Как же я тобой гордился! Иногда даже делился своей гордостью с дружественными эктоплазмами, говоря: «Расположитесь за спиной его читателя и читайте сами!» Так что учти, на том свете у тебя немало поклонников, и каких! Представь, я советовал почитать тебя самому Конан Дойлу!
Когда ты умер, я, разумеется, был рядом, я тебя дожидался, но не захотел сразу с тобой связываться, чтобы не смущать. Я же не знал, как ты на меня отреагируешь. Поэтому подождал, чтобы ты сперва выследил ту молодую актрису. Меня очень ободрила твоя реакция: ты не подпрыгнул, ты принял меня как друга в этом лучшем твоем существовании, которое только начинается.

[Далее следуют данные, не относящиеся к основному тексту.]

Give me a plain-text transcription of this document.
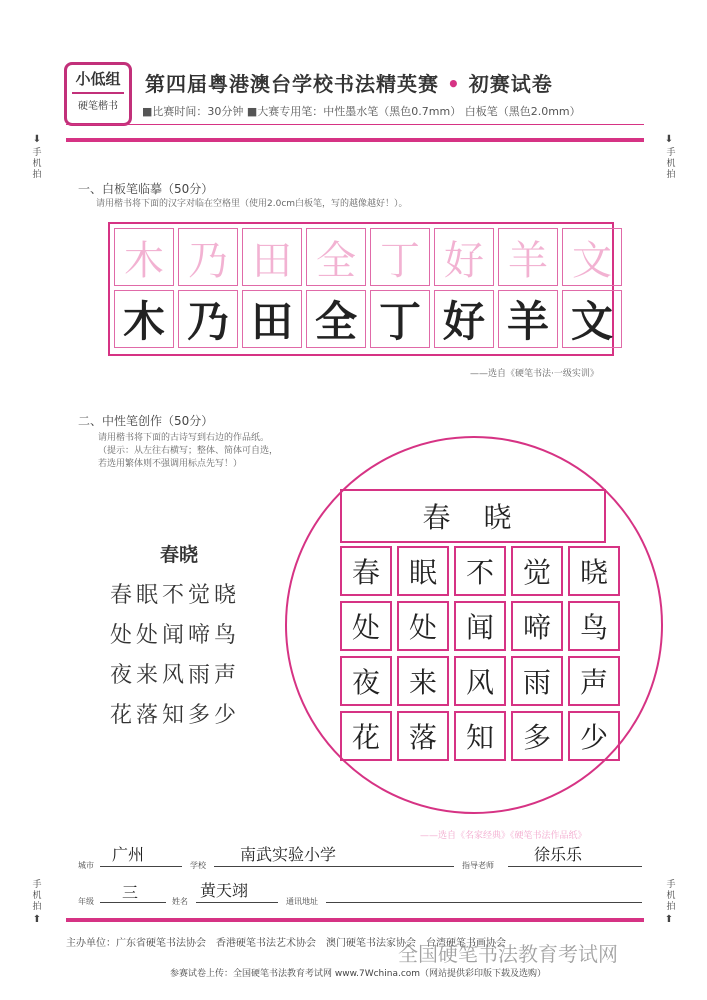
小低组
硬笔楷书
第四届粤港澳台学校书法精英赛 • 初赛试卷
■比赛时间：30分钟 ■大赛专用笔：中性墨水笔（黑色0.7mm） 白板笔（黑色2.0mm）
⬇
手机拍
⬇
手机拍
一、白板笔临摹（50分）
请用楷书将下面的汉字对临在空格里（使用2.0cm白板笔，写的越像越好！）。
木 乃 田 全 丁 好 羊 文
木 乃 田 全 丁 好 羊 文
——选自《硬笔书法·一级实训》
二、中性笔创作（50分）
请用楷书将下面的古诗写到右边的作品纸。
（提示：从左往右横写；整体、简体可自选，
若选用繁体则不强调用标点先写！）
春晓
春眠不觉晓
处处闻啼鸟
夜来风雨声
花落知多少
春 晓
春	眠	不	觉	晓
处	处	闻	啼	鸟
夜	来	风	雨	声
花	落	知	多	少
——选自《名家经典》《硬笔书法作品纸》
城市
广州
学校
南武实验小学
指导老师
徐乐乐
年级 三	姓名
黄天翊
通讯地址
手机拍
⬆
手机拍
⬆
主办单位：广东省硬笔书法协会　香港硬笔书法艺术协会　澳门硬笔书法家协会　台湾硬笔书画协会
参赛试卷上传：全国硬笔书法教育考试网 www.7Wchina.com（网站提供彩印版下载及选购）
全国硬笔书法教育考试网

Ну как, готов к своим завтрашним похоронам? Похоже, все пройдет как по маслу.
Акт II
Радикальная перемена
32
Падают большие серые капли ледяного дождя.
Вороны с мокрыми крыльями наблюдают за траурным кортежем. Габриель прибился к ним, ему любопытно, кто будет придавать его земле.
Друг за другом появляются:
Семейство Уэллсов: его брат Тома, родители, дяди, несколько кузенов.
Нынешний издатель, несколько сотрудников издательств, директора серий.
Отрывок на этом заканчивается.